1. Field of Invention
The present invention relates to aromatic silicon-containing compounds, and to their use in silicon-containing outmost protective layers such as for electrophotographic photoreceptors, and process cartridges and image forming apparatuses containing photoreceptors having such protective layers. The present invention relates to methods of making such aromatic silicon-containing compounds, crosslinked siloxane outmost protective layers, electrophotographic photoreceptors, process cartridges, and image forming apparatuses.
2. Description of Related Art
In xerography, or electrophotographic printing/copying, a charge-retentive device called a photoreceptor is electrostatically charged. For optimal image production, the photoreceptor should be uniformly charged across its entire surface. The photoreceptor is then exposed to a light pattern of an input image to selectively discharge the surface of the photoreceptor in accordance with the image. The resulting pattern of charged and discharged areas on the photoreceptor forms an electrostatic charge pattern (i.e., a latent image) conforming to the input image. The latent image is developed by contacting it with finely divided electrostatically attractable powder called toner. Toner is held on the image areas by electrostatic force. The toner image may then be transferred to a substrate or support member, and the image is then affixed to the substrate or support member by a fusing process to form a permanent image thereon. After transfer, excess toner left on the photoreceptor is cleaned from its surface, and residual charge is erased from the photoreceptor.

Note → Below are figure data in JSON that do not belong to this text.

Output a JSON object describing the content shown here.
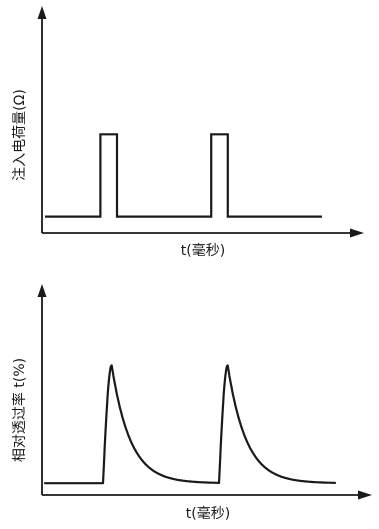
{
  "chart_data": [
    {
      "type": "line",
      "title": "",
      "xlabel": "t(毫秒)",
      "ylabel": "注入电荷量(Ω)",
      "grid": false,
      "legend": "none",
      "ticks_labeled": false,
      "series": [
        {
          "shape": "rectangular-pulse",
          "pulses": [
            {
              "start": 1.0,
              "end": 1.3
            },
            {
              "start": 3.0,
              "end": 3.3
            }
          ],
          "baseline": 0,
          "peak": 1
        }
      ],
      "xlim": [
        0,
        5
      ],
      "ylim": [
        -0.2,
        1.6
      ]
    },
    {
      "type": "line",
      "title": "",
      "xlabel": "t(毫秒)",
      "ylabel": "相对透过率 t(%)",
      "grid": false,
      "legend": "none",
      "ticks_labeled": false,
      "series": [
        {
          "shape": "sharp-rise-exponential-decay",
          "pulses": [
            {
              "start": 1.0,
              "peak_time": 1.15
            },
            {
              "start": 3.0,
              "peak_time": 3.15
            }
          ],
          "baseline": 0,
          "peak": 1
        }
      ],
      "xlim": [
        0,
        5
      ],
      "ylim": [
        -0.1,
        1.3
      ]
    }
  ]
}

Electrophotographic photoreceptors can be provided in a number of forms. For example, the photoreceptors can be a homogeneous layer of a single material, such as vitreous selenium, or it can be a composite layer containing a photoconductive layer and another material. In addition, the photoreceptor can be layered. Current layered photoreceptors generally have at least a flexible substrate support layer and two active layers. These active layers generally include a charge generating layer containing a light absorbing material, and a charge transport layer containing electron donor molecules. These layers can be in any order, and sometimes can be combined in a single or a mixed layer. The flexible substrate support layer can be formed of a conductive material. Alternatively, a conductive layer can be formed on top of a nonconductive flexible substrate support layer.
An electrostatographic photoreceptor can be in a rigid drum configuration or in a flexible belt configuration that can be either a seamless or a seamed belt. Typical electrophotographic photoreceptor drums comprise a charge transport layer and a charge generating layer coated over a rigid conducting substrate support drum. However, for flexible electrophotographic photoreceptor belts, the charge transport layer and charge generating layer are coated on top of a flexible substrate support layer. To ensure that the photoreceptor belts exhibit sufficient flatness, an anticurl backing layer can be coated onto the back side of the flexible substrate support layer to counteract upward curling and ensure photoreceptor flatness.
In many modern electrophotographic imaging systems the flexible photoreceptor belts are repeatedly cycled to achieve high speed imaging. As a result of this repetitive cycling, the outermost layer of the photoreceptor experiences a high degree of frictional contact with other machine subsystem components used to clean and/or prepare the photoreceptor for imaging during each cycle. When repeatedly subjected to cyclic mechanical interactions against the machine subsystem components, photoreceptor belts can experience severe frictional wear at the outermost organic photoreceptor layer surface that can greatly reduce the useful life of the photoreceptor. Ultimately, the resulting wear impairs photoreceptor performance and thus image quality.
In order to mitigate erosion of the top outermost layer during these processes, the outermost layer can be coated with a thin protective layer, such as a siloxane-containing or silicon hard overcoat as disclosed in U.S. Patent Application Publication No. US 2004/0086794 A1, incorporated herein by reference in its entirety.